'A Shell enxerga a estabilidade regulatória como um fator crítico para a manutenção e ampliação dos investimentos no Brasil', diz Flávio Rodrigues

Empresa avalia que previsibilidade regulatória é essencial para garantir novos aportes e fortalecer o papel do Brasil na transição energética.

Foto Flávio Rodrigues, vice-presidente Relações Corporativas Shell Brasil
Flávio Rodrigues, vice-presidente de Relações Corporativas da Shell Brasil. (Foto: Divulgação)

Com mais de um século de atuação no Brasil, a Shell se mantém como referência em energia integrada, combinando exploração de petróleo e gás, biocombustíveis e soluções de baixo carbono. Em meio a um cenário de transição energética global, a companhia busca alinhar crescimento econômico, redução de emissões e inovação tecnológica, fortalecendo a posição do país como fornecedor estratégico de energia.

No Brasil, a Shell opera em todas as frentes do setor energético, com destaque para o Upstream, gás natural, trading e desenvolvimento de energias renováveis, além da comercialização de produtos ambientais por meio da Shell Energy. A distribuição de combustíveis é gerida pela joint-venture Raízen, reforçando o compromisso da companhia com eficiência e sustentabilidade.

Para entender melhor os desafios e estratégias da Shell no país, conversamos com Flávio Rodrigues, vice-presidente de Relações Corporativas da Shell Brasil, que detalhou metas de descarbonização, perspectivas de investimentos e a visão da companhia sobre o papel do Brasil na transição energética global.

Quais são os atuais projetos e metas de descarbonização da companhia?

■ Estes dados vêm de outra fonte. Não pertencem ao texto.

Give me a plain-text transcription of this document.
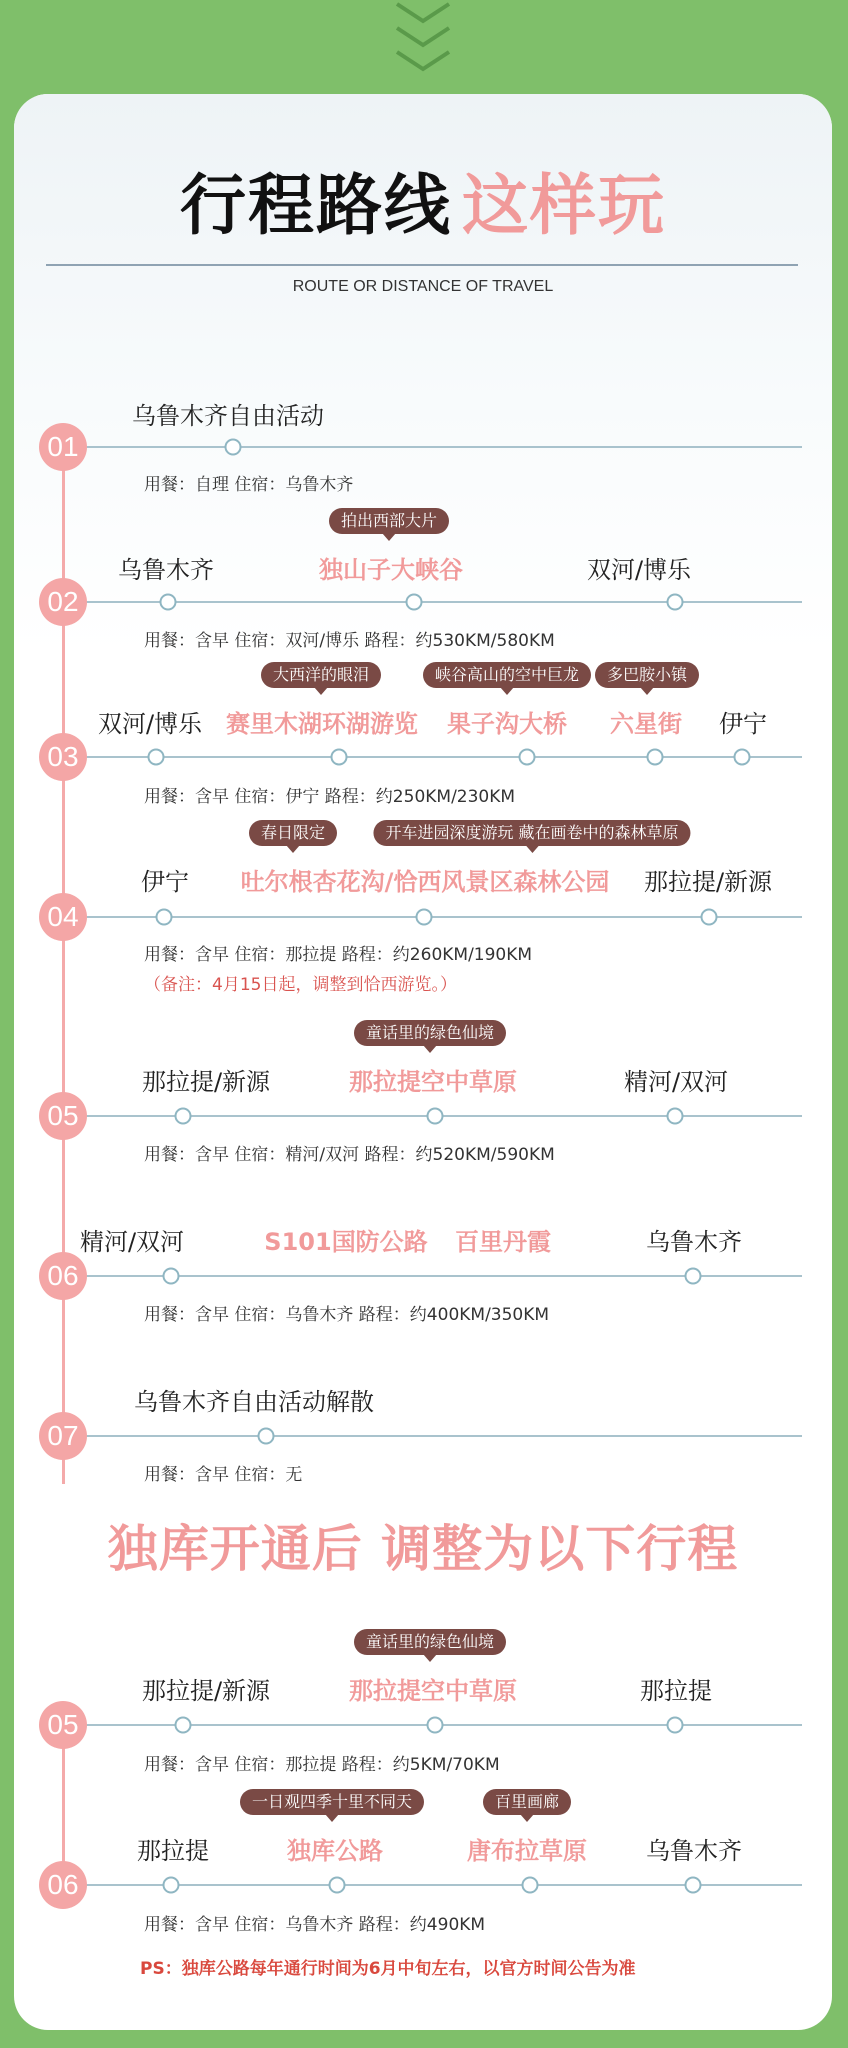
行程路线 这样玩
ROUTE OR DISTANCE OF TRAVEL
乌鲁木齐自由活动
01
用餐：自理 住宿：乌鲁木齐
拍出西部大片
乌鲁木齐	独山子大峡谷	双河/博乐
02
用餐：含早 住宿：双河/博乐 路程：约530KM/580KM
大西洋的眼泪	峡谷高山的空中巨龙	多巴胺小镇
双河/博乐 赛里木湖环湖游览 果子沟大桥 六星街 伊宁
03
用餐：含早 住宿：伊宁 路程：约250KM/230KM
春日限定	开车进园深度游玩 藏在画卷中的森林草原
伊宁 吐尔根杏花沟/恰西风景区森林公园 那拉提/新源
04
用餐：含早 住宿：那拉提 路程：约260KM/190KM
（备注：4月15日起，调整到恰西游览。）
童话里的绿色仙境
那拉提/新源	那拉提空中草原	精河/双河
05
用餐：含早 住宿：精河/双河 路程：约520KM/590KM
精河/双河	S101国防公路 百里丹霞	乌鲁木齐
06
用餐：含早 住宿：乌鲁木齐 路程：约400KM/350KM
乌鲁木齐自由活动解散
07
用餐：含早 住宿：无
独库开通后 调整为以下行程
童话里的绿色仙境
那拉提/新源	那拉提空中草原	那拉提
05
用餐：含早 住宿：那拉提 路程：约5KM/70KM
一日观四季十里不同天	百里画廊
那拉提	独库公路	唐布拉草原 乌鲁木齐
06
用餐：含早 住宿：乌鲁木齐 路程：约490KM
PS：独库公路每年通行时间为6月中旬左右，以官方时间公告为准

Globalmente, a Shell tem como meta entregar mais valor com menos emissões. Para isso, reforçamos nossa posição de liderança em gás natural liquefeito (GNL) por meio do crescimento das vendas entre 4% e 5% ao ano até 2030. Buscamos aumentar a produção total em nosso negócio combinado de Upstream e Gás Integrado em 1% ao ano até 2030, mantendo a produção de 1,4 milhão de barris por dia de líquidos até 2030, com intensidade de carbono cada vez menor. Ao mesmo tempo, queremos aproveitar nossas vantagens competitivas para impulsionar negócios rentáveis e escaláveis em nossas plataformas de baixo carbono, nas quais esperamos ter até 10% do capital empregado até 2030.

Como a Shell avalia o ambiente regulatório brasileiro e os principais desafios e oportunidades no pré-sal?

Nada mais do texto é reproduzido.